Besides separating inclusive from non-inclusive emails, email threading enables several other functionalities:

  • Sort the emails in a thread in the Details view, to read the entire email thread sequentially.
  • Group the emails in the Details view by thread.
  • Visualize a specific email thread in the Email Thread tab of the Previewer. This shows how the previewed relates to the other emails in the thread, e.g. what email did it reply to, what replies did it trigger, are there different branches in the thread, how was its content forwarded, etc.
  • Tag all emails in a thread at once.
  • Identify missing emails in a thread. These are emails that are referred to in the email headers or in the metadata embedded in an email body, but that cannot be found in the current evidence data. This may indicate missing evidence data that an investigator may still be able to acquire, e.g. from other custodians or from a backup. If additional evidence becomes available later, it can be added to the case. The email threading processing will then attempt to use the new emails to resolve the missing emails.
  • List the normalized subjects of the email threads in the Email Thread facet.

Each email item that was processed by the Email Threading analysis is assigned the following properties:

  • Threaded - Indicates whether the item has been subjected to email thread analysis.
  • Inclusive - Indicates whether the email is inclusive.
  • Non-Inclusive - Indicates whether the email is non-inclusive.
  • Missing Email Referent - Indicates that the threading process has detected that the email item is a reply to another email or a forwarded email, but the email that was replied to or forwarded is not available in the case.
  • Email Thread ID - The unique identifier of the thread that the email has been placed in.
  • Email Thread Name - The normalized subject of the thread that the email has been placed in.
  • Email Thread Node Count - The number of nodes in the thread that the email has been placed in.

Furthermore, the algorithm establishes for each follow-up email if it is a Reply, Reply All, or Forward. This status is derived from the sender and receiver information, rather than from e.g. the Subject line. A loose but conceptually practical definition is:

  • If the set of participants of the response email is the same as the email that it is responding to (the previous email in the thread), it is a Reply All, unless this is a conversation between only two people, in which case it is a Reply.
  • If the response email is going to one or more people, and none of them was involved in the original email, it is a Forward.
  • In all other cases, it is a Reply.

Note

Performing email threading analysis is governed by the ‘Can perform email threading’ permission. Users who are not granted with it will not see the Email Threading action in the contextual menu.

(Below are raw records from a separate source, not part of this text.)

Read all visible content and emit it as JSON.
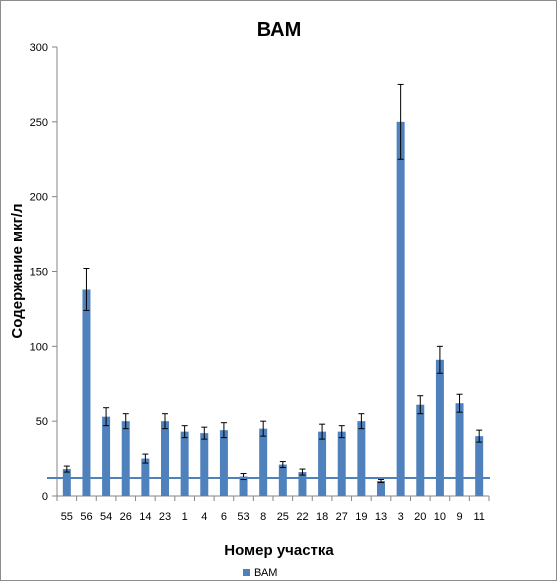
{
  "chart_data": {
    "type": "bar",
    "title": "ВАМ",
    "xlabel": "Номер участка",
    "ylabel": "Содержание мкг/л",
    "ylim": [
      0,
      300
    ],
    "yticks": [
      "0",
      "50",
      "100",
      "150",
      "200",
      "250",
      "300"
    ],
    "grid": false,
    "legend_position": "bottom",
    "categories": [
      "55",
      "56",
      "54",
      "26",
      "14",
      "23",
      "1",
      "4",
      "6",
      "53",
      "8",
      "25",
      "22",
      "18",
      "27",
      "19",
      "13",
      "3",
      "20",
      "10",
      "9",
      "11"
    ],
    "series": [
      {
        "name": "ВАМ",
        "color": "#4f81bd",
        "values": [
          18,
          138,
          53,
          50,
          25,
          50,
          43,
          42,
          44,
          13,
          45,
          21,
          16,
          43,
          43,
          50,
          10,
          250,
          61,
          91,
          62,
          40
        ],
        "errors": [
          2,
          14,
          6,
          5,
          3,
          5,
          4,
          4,
          5,
          2,
          5,
          2,
          2,
          5,
          4,
          5,
          1,
          25,
          6,
          9,
          6,
          4
        ]
      }
    ],
    "reference_line": {
      "value": 12,
      "color": "#4f81bd"
    }
  }
}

As email threading is a computationally expensive algorithm, it requires an explicitly triggered post-processing step. To start the Email Threading procedure, select one or more items in the Details view and select “Email Threading…” in the right-click menu. This will open the dialog shown below:

Email Threading Dialog

Select Discard existing email threading data if you want to clear the Email Thread facet and all the data generated as part of previous runs of Email Threading procedure.

Select Analyze headers embedded in email body if you want the algorithm to take the headers embedded in the email body into account. Such headers are typically placed above the quoted text, referencing the original author and time of the quoted text and sometimes other metadata. This can be used to link emails together when the SMTP or mail container-specific metadata is missing or incomplete. This option may produce better results but is computationally expensive. When speed is not of the essence, we recommend turning this feature on.

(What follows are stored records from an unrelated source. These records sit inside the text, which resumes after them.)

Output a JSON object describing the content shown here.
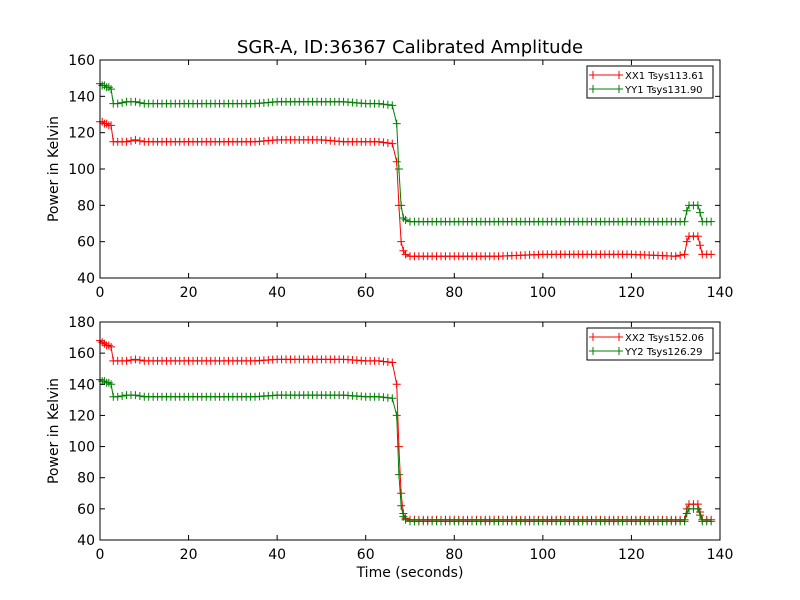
{
  "title": "SGR-A, ID:36367 Calibrated Amplitude",
  "chart_data": [
    {
      "type": "line",
      "title": "SGR-A, ID:36367 Calibrated Amplitude",
      "xlabel": "",
      "ylabel": "Power in Kelvin",
      "xlim": [
        0,
        140
      ],
      "ylim": [
        40,
        160
      ],
      "xticks": [
        0,
        20,
        40,
        60,
        80,
        100,
        120,
        140
      ],
      "yticks": [
        40,
        60,
        80,
        100,
        120,
        140,
        160
      ],
      "grid": false,
      "legend_position": "top-right",
      "marker": "+",
      "series": [
        {
          "name": "XX1 Tsys113.61",
          "color": "#ff0000",
          "x": [
            0,
            0.5,
            1,
            1.5,
            2,
            2.5,
            3,
            4,
            6,
            8,
            10,
            15,
            20,
            25,
            30,
            35,
            40,
            45,
            50,
            55,
            60,
            63,
            66,
            67,
            67.5,
            68,
            68.5,
            69,
            70,
            72,
            75,
            80,
            90,
            100,
            110,
            120,
            130,
            132,
            132.5,
            133,
            134,
            135,
            135.5,
            136,
            137,
            138
          ],
          "y": [
            126,
            126,
            125,
            125,
            124,
            124,
            115,
            115,
            115,
            116,
            115,
            115,
            115,
            115,
            115,
            115,
            116,
            116,
            116,
            115,
            115,
            115,
            114,
            104,
            80,
            60,
            55,
            53,
            52,
            52,
            52,
            52,
            52,
            53,
            53,
            53,
            52,
            53,
            60,
            63,
            63,
            63,
            58,
            53,
            53,
            53
          ]
        },
        {
          "name": "YY1 Tsys131.90",
          "color": "#007f00",
          "x": [
            0,
            0.5,
            1,
            1.5,
            2,
            2.5,
            3,
            4,
            6,
            8,
            10,
            15,
            20,
            25,
            30,
            35,
            40,
            45,
            50,
            55,
            60,
            63,
            66,
            67,
            67.5,
            68,
            68.5,
            69,
            70,
            72,
            75,
            80,
            90,
            100,
            110,
            120,
            130,
            132,
            132.5,
            133,
            134,
            135,
            135.5,
            136,
            137,
            138
          ],
          "y": [
            147,
            146,
            146,
            145,
            145,
            144,
            136,
            136,
            137,
            137,
            136,
            136,
            136,
            136,
            136,
            136,
            137,
            137,
            137,
            137,
            136,
            136,
            135,
            125,
            100,
            80,
            73,
            72,
            71,
            71,
            71,
            71,
            71,
            71,
            71,
            71,
            71,
            71,
            77,
            80,
            80,
            80,
            76,
            71,
            71,
            71
          ]
        }
      ]
    },
    {
      "type": "line",
      "title": "",
      "xlabel": "Time (seconds)",
      "ylabel": "Power in Kelvin",
      "xlim": [
        0,
        140
      ],
      "ylim": [
        40,
        180
      ],
      "xticks": [
        0,
        20,
        40,
        60,
        80,
        100,
        120,
        140
      ],
      "yticks": [
        40,
        60,
        80,
        100,
        120,
        140,
        160,
        180
      ],
      "grid": false,
      "legend_position": "top-right",
      "marker": "+",
      "series": [
        {
          "name": "XX2 Tsys152.06",
          "color": "#ff0000",
          "x": [
            0,
            0.5,
            1,
            1.5,
            2,
            2.5,
            3,
            4,
            6,
            8,
            10,
            15,
            20,
            25,
            30,
            35,
            40,
            45,
            50,
            55,
            60,
            63,
            66,
            67,
            67.5,
            68,
            68.5,
            69,
            70,
            72,
            75,
            80,
            90,
            100,
            110,
            120,
            130,
            132,
            132.5,
            133,
            134,
            135,
            135.5,
            136,
            137,
            138
          ],
          "y": [
            168,
            167,
            166,
            165,
            165,
            164,
            155,
            155,
            155,
            156,
            155,
            155,
            155,
            155,
            155,
            155,
            156,
            156,
            156,
            156,
            155,
            155,
            154,
            140,
            100,
            70,
            57,
            54,
            53,
            53,
            53,
            53,
            53,
            53,
            53,
            53,
            53,
            53,
            60,
            63,
            63,
            63,
            58,
            53,
            53,
            53
          ]
        },
        {
          "name": "YY2 Tsys126.29",
          "color": "#007f00",
          "x": [
            0,
            0.5,
            1,
            1.5,
            2,
            2.5,
            3,
            4,
            6,
            8,
            10,
            15,
            20,
            25,
            30,
            35,
            40,
            45,
            50,
            55,
            60,
            63,
            66,
            67,
            67.5,
            68,
            68.5,
            69,
            70,
            72,
            75,
            80,
            90,
            100,
            110,
            120,
            130,
            132,
            132.5,
            133,
            134,
            135,
            135.5,
            136,
            137,
            138
          ],
          "y": [
            143,
            142,
            142,
            141,
            141,
            140,
            132,
            132,
            133,
            133,
            132,
            132,
            132,
            132,
            132,
            132,
            133,
            133,
            133,
            133,
            132,
            132,
            131,
            120,
            82,
            62,
            55,
            53,
            52,
            52,
            52,
            52,
            52,
            52,
            52,
            52,
            52,
            52,
            57,
            60,
            60,
            60,
            56,
            52,
            52,
            52
          ]
        }
      ]
    }
  ]
}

Click the Run button to start the email threading process.

Once the process is done, the Email Thread facet will be populated and the email items that were part of the threading analysis will be augmented with the threading-related information.

Besides processing the selected items, Intella will automatically process all duplicate items and parent items as well.

Note

The “Analyze paragraphs” indexing option is a prerequisite for determining the inclusiveness of emails. If this option was not used during indexing, all emails will be marked as Inclusive.